Steps 4: Next, kicking off the Proof-of-Concept process. The data science or analytics team prepares an encrypted dataset according to the merchant’s policies and shares it with all vendors under evaluation. It is worth noting that the data set should include an identifier for every entry to link it back to the original or other records. Besides, the data set should include a timestamp (when the event occurred) for every entry. A merchant should never include confidential information such as performance in the data set.

Step 5: The vendor is supposed to return point-in-time data subject to (on or before) the timestamp. This is because the purpose of Proof of Concept is to evaluate the vendor data provided at the point of time when the particular transaction or data entry took place to simulate real time response from the vendor.

Evaluation:

Once the vendor appends the data set with its own data intelligence and returns to the merchant, what are the next steps?

Step 6: Generally speaking, there are three major approaches to evaluate the vendor’s data:

i. Check for a lift in the performance or essential KPIs of the existing models/solutions while consuming the vendor’s data directly

ii. Ensemble the existing models/solutions with feature engineering on the vendor’s data and check for any lift in the performance or essential KPIs. This improvement in performance can be measured by assessing lift/gains charts as well as improvement in the precision and recall of the solutions:

Note that due to the possible high correlation between the variables which generate the existing models and the new vendor data, it is not unusual that a merchant may observe a declined performance while comparing to the baseline performance

iii.
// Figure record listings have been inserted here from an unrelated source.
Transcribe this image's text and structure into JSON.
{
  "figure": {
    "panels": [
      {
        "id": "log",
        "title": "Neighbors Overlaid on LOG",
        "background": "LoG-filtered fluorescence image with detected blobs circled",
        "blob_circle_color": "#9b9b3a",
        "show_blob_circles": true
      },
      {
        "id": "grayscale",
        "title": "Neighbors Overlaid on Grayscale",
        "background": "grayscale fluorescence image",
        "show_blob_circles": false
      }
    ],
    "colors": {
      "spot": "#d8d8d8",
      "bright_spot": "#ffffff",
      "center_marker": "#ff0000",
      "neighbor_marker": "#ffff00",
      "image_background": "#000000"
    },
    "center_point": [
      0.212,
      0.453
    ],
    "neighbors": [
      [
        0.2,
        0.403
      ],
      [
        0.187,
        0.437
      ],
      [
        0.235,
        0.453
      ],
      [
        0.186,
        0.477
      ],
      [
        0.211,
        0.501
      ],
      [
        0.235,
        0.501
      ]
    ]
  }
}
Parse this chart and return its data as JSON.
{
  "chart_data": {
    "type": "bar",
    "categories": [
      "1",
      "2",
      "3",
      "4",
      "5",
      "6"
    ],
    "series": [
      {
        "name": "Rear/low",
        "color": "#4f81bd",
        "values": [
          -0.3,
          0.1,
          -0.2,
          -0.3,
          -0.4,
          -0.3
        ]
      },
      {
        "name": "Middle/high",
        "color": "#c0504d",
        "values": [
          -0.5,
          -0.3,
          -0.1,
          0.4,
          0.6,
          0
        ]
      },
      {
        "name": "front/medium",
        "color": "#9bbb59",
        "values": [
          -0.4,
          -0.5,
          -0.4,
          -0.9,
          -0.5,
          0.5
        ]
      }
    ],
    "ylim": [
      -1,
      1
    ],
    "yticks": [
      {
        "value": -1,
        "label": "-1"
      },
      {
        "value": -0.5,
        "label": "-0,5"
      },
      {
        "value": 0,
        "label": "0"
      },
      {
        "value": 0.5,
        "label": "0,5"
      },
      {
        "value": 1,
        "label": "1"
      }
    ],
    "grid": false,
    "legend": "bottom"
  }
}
The data coverage or response rate is also a critical evaluation metrics to consider. It is always appealing to choose the vendor whose data has a high coverage rate as opposed to others.

iv. The Return-on-Investment analysis/calculation should be carried out to assess if the benefits or lift in the performance is worth the investment being made on onboarding the vendor

Step 7: Discussions with the engineering team about the additional SLA due to the time taken by the vendor to provide the response in real time should be conducted. After all, a merchant does not expect the vendor integration in real time to adversely impact customer experience.

Step 8: The Tech support offered by the vendor post the implementation should be discussed before finalizing the vendor

Implementation:

Step 9: When a vendor has been finalized it is always beneficial to incorporate the vendor data in stage environment first for thorough end to end testing before going into production. All involved stakeholders should be a part of this process to assess no errors on their fronts.

Step 10: Once the vendor integration completes and the data goes live, a merchant should continue monitoring and setup alerting calls in case of any drop in the response from the vendor due to technical issues or outages.

Lastly, it is a good practice to continuously evaluate the value of the vendor data every couple of months. Touching base with the vendor involved regularly and understanding new observations in customer behavior from their perspective is a beneficial practice.

A well-functioning data enrichment process is fundamental to the providing successful customer experience for a product in this data centric world. In this data driven day and age there are numerous vendors providing access to variety of data like geographical, behavioral, financial, etc. but it is designing the right data enrichment strategy and choosing the appropriate vendor which is integral in making this process truly value-adding to one’s business needs and objectives.